Yuri flashed a hopeful smile at his cousin. “It’s completely remodelled,” he said, though it must have been obvious to him by then that no further salesmanship was required. “It’s one of the original buildings in Tel Aviv. It was built … When was it built, Ayelet?” he asked his cousin.

“Never mind the history lesson,” his cousin answered. “She’s tired from her trip, can’t you see?”

I was exhausted, I realized, as every cramped, uncomfortable moment of the last twenty hours of travel suddenly caught up with me.

“You’ll sleep well here,” she assured me.

I haven’t slept well here, but I don’t care. I’m not here to sleep.

It’s 5 a.m. now. I know without even having to look at the clock. The first flight of the morning just roared overhead, banking steeply in its turn out to sea.

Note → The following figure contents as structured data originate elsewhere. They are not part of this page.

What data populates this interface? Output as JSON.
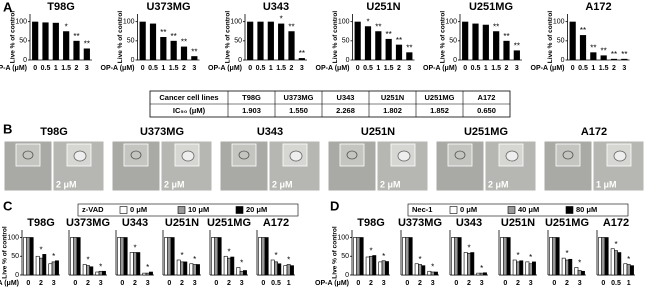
{
  "panel_labels": [
    "A",
    "B",
    "C",
    "D"
  ],
  "chart_data": [
    {
      "type": "bar",
      "title": "T98G",
      "ylabel": "Live % of control",
      "xlabel": "OP-A (μM)",
      "categories": [
        "0",
        "0.5",
        "1",
        "1.5",
        "2",
        "3"
      ],
      "values": [
        100,
        98,
        97,
        75,
        50,
        30
      ],
      "significance": [
        null,
        null,
        null,
        "*",
        "**",
        "**"
      ],
      "color": "#000000",
      "ylim": [
        0,
        120
      ],
      "yticks": [
        0,
        50,
        100
      ]
    },
    {
      "type": "bar",
      "title": "U373MG",
      "ylabel": "Live % of control",
      "xlabel": "OP-A (μM)",
      "categories": [
        "0",
        "0.5",
        "1",
        "1.5",
        "2",
        "3"
      ],
      "values": [
        100,
        95,
        60,
        50,
        35,
        10
      ],
      "significance": [
        null,
        null,
        "**",
        "**",
        "**",
        "**"
      ],
      "color": "#000000",
      "ylim": [
        0,
        120
      ],
      "yticks": [
        0,
        50,
        100
      ]
    },
    {
      "type": "bar",
      "title": "U343",
      "ylabel": "Live % of control",
      "xlabel": "OP-A (μM)",
      "categories": [
        "0",
        "0.5",
        "1",
        "1.5",
        "2",
        "3"
      ],
      "values": [
        100,
        100,
        100,
        95,
        75,
        5
      ],
      "significance": [
        null,
        null,
        null,
        "*",
        "**",
        "**"
      ],
      "color": "#000000",
      "ylim": [
        0,
        120
      ],
      "yticks": [
        0,
        50,
        100
      ]
    },
    {
      "type": "bar",
      "title": "U251N",
      "ylabel": "Live % of control",
      "xlabel": "OP-A (μM)",
      "categories": [
        "0",
        "0.5",
        "1",
        "1.5",
        "2",
        "3"
      ],
      "values": [
        100,
        88,
        75,
        55,
        40,
        20
      ],
      "significance": [
        null,
        "*",
        "**",
        "**",
        "**",
        "**"
      ],
      "color": "#000000",
      "ylim": [
        0,
        120
      ],
      "yticks": [
        0,
        50,
        100
      ]
    },
    {
      "type": "bar",
      "title": "U251MG",
      "ylabel": "Live % of control",
      "xlabel": "OP-A (μM)",
      "categories": [
        "0",
        "0.5",
        "1",
        "1.5",
        "2",
        "3"
      ],
      "values": [
        100,
        95,
        92,
        75,
        50,
        25
      ],
      "significance": [
        null,
        null,
        null,
        "**",
        "**",
        "**"
      ],
      "color": "#000000",
      "ylim": [
        0,
        120
      ],
      "yticks": [
        0,
        50,
        100
      ]
    },
    {
      "type": "bar",
      "title": "A172",
      "ylabel": "Live % of control",
      "xlabel": "OP-A (μM)",
      "categories": [
        "0",
        "0.5",
        "1",
        "1.5",
        "2",
        "3"
      ],
      "values": [
        100,
        65,
        20,
        12,
        3,
        3
      ],
      "significance": [
        null,
        "**",
        "**",
        "**",
        "**",
        "**"
      ],
      "color": "#000000",
      "ylim": [
        0,
        120
      ],
      "yticks": [
        0,
        50,
        100
      ]
    },
    {
      "type": "grouped-bar",
      "title": "T98G",
      "legend_title": "z-VAD",
      "ylabel": "Live % of control",
      "xlabel": "OP-A (μM)",
      "categories": [
        "0",
        "2",
        "3"
      ],
      "series": [
        {
          "name": "0 μM",
          "color": "#ffffff",
          "values": [
            100,
            50,
            30
          ]
        },
        {
          "name": "10 μM",
          "color": "#999999",
          "values": [
            100,
            45,
            35
          ]
        },
        {
          "name": "20 μM",
          "color": "#000000",
          "values": [
            100,
            55,
            38
          ]
        }
      ],
      "significance": [
        null,
        "*",
        "*"
      ],
      "ylim": [
        0,
        120
      ],
      "yticks": [
        0,
        50,
        100
      ]
    },
    {
      "type": "grouped-bar",
      "title": "U373MG",
      "categories": [
        "0",
        "2",
        "3"
      ],
      "series": [
        {
          "name": "0 μM",
          "color": "#ffffff",
          "values": [
            100,
            28,
            8
          ]
        },
        {
          "name": "10 μM",
          "color": "#999999",
          "values": [
            100,
            25,
            10
          ]
        },
        {
          "name": "20 μM",
          "color": "#000000",
          "values": [
            100,
            22,
            10
          ]
        }
      ],
      "significance": [
        null,
        "*",
        "*"
      ],
      "ylim": [
        0,
        120
      ]
    },
    {
      "type": "grouped-bar",
      "title": "U343",
      "categories": [
        "0",
        "2",
        "3"
      ],
      "series": [
        {
          "name": "0 μM",
          "color": "#ffffff",
          "values": [
            100,
            60,
            5
          ]
        },
        {
          "name": "10 μM",
          "color": "#999999",
          "values": [
            100,
            60,
            5
          ]
        },
        {
          "name": "20 μM",
          "color": "#000000",
          "values": [
            100,
            60,
            8
          ]
        }
      ],
      "significance": [
        null,
        "*",
        "*"
      ],
      "ylim": [
        0,
        120
      ]
    },
    {
      "type": "grouped-bar",
      "title": "U251N",
      "categories": [
        "0",
        "2",
        "3"
      ],
      "series": [
        {
          "name": "0 μM",
          "color": "#ffffff",
          "values": [
            100,
            40,
            30
          ]
        },
        {
          "name": "10 μM",
          "color": "#999999",
          "values": [
            100,
            35,
            28
          ]
        },
        {
          "name": "20 μM",
          "color": "#000000",
          "values": [
            100,
            35,
            28
          ]
        }
      ],
      "significance": [
        null,
        "*",
        "*"
      ],
      "ylim": [
        0,
        120
      ]
    },
    {
      "type": "grouped-bar",
      "title": "U251MG",
      "categories": [
        "0",
        "2",
        "3"
      ],
      "series": [
        {
          "name": "0 μM",
          "color": "#ffffff",
          "values": [
            100,
            50,
            20
          ]
        },
        {
          "name": "10 μM",
          "color": "#999999",
          "values": [
            100,
            45,
            10
          ]
        },
        {
          "name": "20 μM",
          "color": "#000000",
          "values": [
            100,
            48,
            12
          ]
        }
      ],
      "significance": [
        null,
        "*",
        "*"
      ],
      "ylim": [
        0,
        120
      ]
    },
    {
      "type": "grouped-bar",
      "title": "A172",
      "categories": [
        "0",
        "0.5",
        "1"
      ],
      "series": [
        {
          "name": "0 μM",
          "color": "#ffffff",
          "values": [
            100,
            40,
            25
          ]
        },
        {
          "name": "10 μM",
          "color": "#999999",
          "values": [
            100,
            35,
            28
          ]
        },
        {
          "name": "20 μM",
          "color": "#000000",
          "values": [
            100,
            30,
            25
          ]
        }
      ],
      "significance": [
        null,
        "*",
        "*"
      ],
      "ylim": [
        0,
        120
      ]
    },
    {
      "type": "grouped-bar",
      "title": "T98G",
      "legend_title": "Nec-1",
      "ylabel": "Live % of control",
      "xlabel": "OP-A (μM)",
      "categories": [
        "0",
        "2",
        "3"
      ],
      "series": [
        {
          "name": "0 μM",
          "color": "#ffffff",
          "values": [
            100,
            48,
            35
          ]
        },
        {
          "name": "40 μM",
          "color": "#999999",
          "values": [
            100,
            50,
            38
          ]
        },
        {
          "name": "80 μM",
          "color": "#000000",
          "values": [
            100,
            52,
            36
          ]
        }
      ],
      "significance": [
        null,
        "*",
        "*"
      ],
      "ylim": [
        0,
        120
      ],
      "yticks": [
        0,
        50,
        100
      ]
    },
    {
      "type": "grouped-bar",
      "title": "U373MG",
      "categories": [
        "0",
        "2",
        "3"
      ],
      "series": [
        {
          "name": "0 μM",
          "color": "#ffffff",
          "values": [
            100,
            30,
            10
          ]
        },
        {
          "name": "40 μM",
          "color": "#999999",
          "values": [
            100,
            28,
            8
          ]
        },
        {
          "name": "80 μM",
          "color": "#000000",
          "values": [
            100,
            25,
            8
          ]
        }
      ],
      "significance": [
        null,
        "*",
        "*"
      ],
      "ylim": [
        0,
        120
      ]
    },
    {
      "type": "grouped-bar",
      "title": "U343",
      "categories": [
        "0",
        "2",
        "3"
      ],
      "series": [
        {
          "name": "0 μM",
          "color": "#ffffff",
          "values": [
            100,
            60,
            5
          ]
        },
        {
          "name": "40 μM",
          "color": "#999999",
          "values": [
            100,
            58,
            5
          ]
        },
        {
          "name": "80 μM",
          "color": "#000000",
          "values": [
            100,
            60,
            6
          ]
        }
      ],
      "significance": [
        null,
        "*",
        "*"
      ],
      "ylim": [
        0,
        120
      ]
    },
    {
      "type": "grouped-bar",
      "title": "U251N",
      "categories": [
        "0",
        "2",
        "3"
      ],
      "series": [
        {
          "name": "0 μM",
          "color": "#ffffff",
          "values": [
            100,
            40,
            35
          ]
        },
        {
          "name": "40 μM",
          "color": "#999999",
          "values": [
            100,
            35,
            30
          ]
        },
        {
          "name": "80 μM",
          "color": "#000000",
          "values": [
            100,
            38,
            35
          ]
        }
      ],
      "significance": [
        null,
        "*",
        "*"
      ],
      "ylim": [
        0,
        120
      ]
    },
    {
      "type": "grouped-bar",
      "title": "U251MG",
      "categories": [
        "0",
        "2",
        "3"
      ],
      "series": [
        {
          "name": "0 μM",
          "color": "#ffffff",
          "values": [
            100,
            45,
            20
          ]
        },
        {
          "name": "40 μM",
          "color": "#999999",
          "values": [
            100,
            40,
            12
          ]
        },
        {
          "name": "80 μM",
          "color": "#000000",
          "values": [
            100,
            42,
            10
          ]
        }
      ],
      "significance": [
        null,
        "*",
        "*"
      ],
      "ylim": [
        0,
        120
      ]
    },
    {
      "type": "grouped-bar",
      "title": "A172",
      "categories": [
        "0",
        "0.5",
        "1"
      ],
      "series": [
        {
          "name": "0 μM",
          "color": "#ffffff",
          "values": [
            100,
            70,
            30
          ]
        },
        {
          "name": "40 μM",
          "color": "#999999",
          "values": [
            100,
            65,
            28
          ]
        },
        {
          "name": "80 μM",
          "color": "#000000",
          "values": [
            100,
            60,
            25
          ]
        }
      ],
      "significance": [
        null,
        "*",
        "*"
      ],
      "ylim": [
        0,
        120
      ]
    }
  ],
  "table": {
    "rows": [
      [
        "Cancer  cell lines",
        "T98G",
        "U373MG",
        "U343",
        "U251N",
        "U251MG",
        "A172"
      ],
      [
        "IC₅₀ (μM)",
        "1.903",
        "1.550",
        "2.268",
        "1.802",
        "1.852",
        "0.650"
      ]
    ]
  },
  "images": [
    {
      "title": "T98G",
      "label": "2 μM"
    },
    {
      "title": "U373MG",
      "label": "2 μM"
    },
    {
      "title": "U343",
      "label": "2 μM"
    },
    {
      "title": "U251N",
      "label": "2 μM"
    },
    {
      "title": "U251MG",
      "label": "2 μM"
    },
    {
      "title": "A172",
      "label": "1 μM"
    }
  ]
}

Yuri didn’t mention the flight path, would not have thought it worth mentioning. “You’ll get used to it,” Ayelet assures me. She pities me, it’s very obvious. Lost soul, she thinks. Nothing better to occupy her nights than worrying about barking dogs and the noise of airplanes. But she’s wrong.

The apartment faces east, away from the sea, and I like how that fault catches the first light of morning. Soon I’ll see it, that first ray of light. It will sweep the wall by the desk where I’ve pinned the photo of Reuben and the kids emerging, laughing, from the freezing cold lake at Wawa on that road trip across Canada in 1982. Then the desk, where I’ve placed the pink quartz that I’ve always used as a paperweight.